Due to the inherent limitations of hardware wallets — such as restricted CPU power, limited networking capabilities, and minimal user interface — displaying detailed transaction information is challenging. This makes it difficult for users to fully verify transaction content, particularly in cases requiring thorough validation of transaction details. As a result, MPC emerges as a relatively better alternative in such scenarios. MPC enables multiple parties to jointly compute and verify transaction data without exposing sensitive information, providing a more robust framework for verifying the purpose and integrity of a transaction. Unlike hardware wallets, MPC-based solutions can leverage the processing and networking environments in mobile or other platforms, allowing a closer alignment to the backend and mitigating risks associated with transaction verification.

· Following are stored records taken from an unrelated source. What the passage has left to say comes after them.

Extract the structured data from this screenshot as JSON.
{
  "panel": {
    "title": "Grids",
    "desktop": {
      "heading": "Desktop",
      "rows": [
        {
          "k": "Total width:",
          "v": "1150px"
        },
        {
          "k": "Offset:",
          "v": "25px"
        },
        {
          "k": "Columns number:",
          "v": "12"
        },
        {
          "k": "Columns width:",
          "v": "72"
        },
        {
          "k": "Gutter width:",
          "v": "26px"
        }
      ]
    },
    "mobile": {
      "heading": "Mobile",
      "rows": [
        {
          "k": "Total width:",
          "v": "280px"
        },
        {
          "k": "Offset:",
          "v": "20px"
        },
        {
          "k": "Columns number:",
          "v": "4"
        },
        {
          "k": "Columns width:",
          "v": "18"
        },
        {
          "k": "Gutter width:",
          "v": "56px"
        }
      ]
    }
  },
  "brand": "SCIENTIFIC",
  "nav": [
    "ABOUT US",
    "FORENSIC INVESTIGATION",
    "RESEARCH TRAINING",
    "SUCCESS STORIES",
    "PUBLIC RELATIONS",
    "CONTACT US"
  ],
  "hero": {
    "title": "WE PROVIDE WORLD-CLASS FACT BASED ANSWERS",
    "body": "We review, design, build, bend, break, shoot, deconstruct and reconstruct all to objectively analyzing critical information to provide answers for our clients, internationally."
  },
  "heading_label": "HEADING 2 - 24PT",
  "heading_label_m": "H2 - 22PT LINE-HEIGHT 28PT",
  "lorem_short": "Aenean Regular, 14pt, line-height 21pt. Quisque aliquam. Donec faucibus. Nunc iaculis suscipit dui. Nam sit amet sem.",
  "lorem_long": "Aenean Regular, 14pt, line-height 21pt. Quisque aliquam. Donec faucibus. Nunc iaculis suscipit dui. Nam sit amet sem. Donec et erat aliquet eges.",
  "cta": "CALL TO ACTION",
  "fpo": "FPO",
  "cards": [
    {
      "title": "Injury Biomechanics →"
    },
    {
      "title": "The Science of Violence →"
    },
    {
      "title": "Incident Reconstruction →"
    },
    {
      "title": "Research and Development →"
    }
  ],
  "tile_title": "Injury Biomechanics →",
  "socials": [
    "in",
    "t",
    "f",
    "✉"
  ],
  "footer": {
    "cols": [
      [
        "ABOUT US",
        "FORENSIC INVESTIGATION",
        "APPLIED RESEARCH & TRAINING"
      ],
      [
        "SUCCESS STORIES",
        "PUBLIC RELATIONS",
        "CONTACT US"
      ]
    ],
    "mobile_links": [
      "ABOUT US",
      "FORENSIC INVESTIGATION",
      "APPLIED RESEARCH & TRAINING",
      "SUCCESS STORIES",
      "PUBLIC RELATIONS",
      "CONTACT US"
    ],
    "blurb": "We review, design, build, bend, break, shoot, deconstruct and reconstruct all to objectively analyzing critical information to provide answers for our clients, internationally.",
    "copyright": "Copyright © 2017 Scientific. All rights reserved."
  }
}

In summary, desktop hardware wallets provide users with a secure and reliable means of asset protection through physical isolation and recovery functionalities. The introduction of biometric technology further strengthens this protection, ensuring that users’ assets remain safeguarded, even under extreme circumstances.
Based on the aforementioned risk and security analysis, we conducted a comparative assessment of several desktop wallets. The following table outlines the security mechanisms of the tested wallets and the protection measures they offer against security risks.
Desktop wallets, as crucial tools for managing digital assets, face a multitude of security challenges. False positives from antivirus software, lack of sandbox protection, and deficiencies in encryption algorithms can all expose user assets to theft risks. This is particularly concerning for users with limited technical expertise, who may struggle to identify and address these issues. Therefore, wallet developers must enhance security measures to ensure the software’s safety.
At the same time, average users should increase their awareness of these risks and adopt best practices for storing and managing their digital assets. Through rigorous auditing and continuous improvement of desktop wallets, we can better safeguard user digital asset security and promote the healthy development of the entire Web3 ecosystem.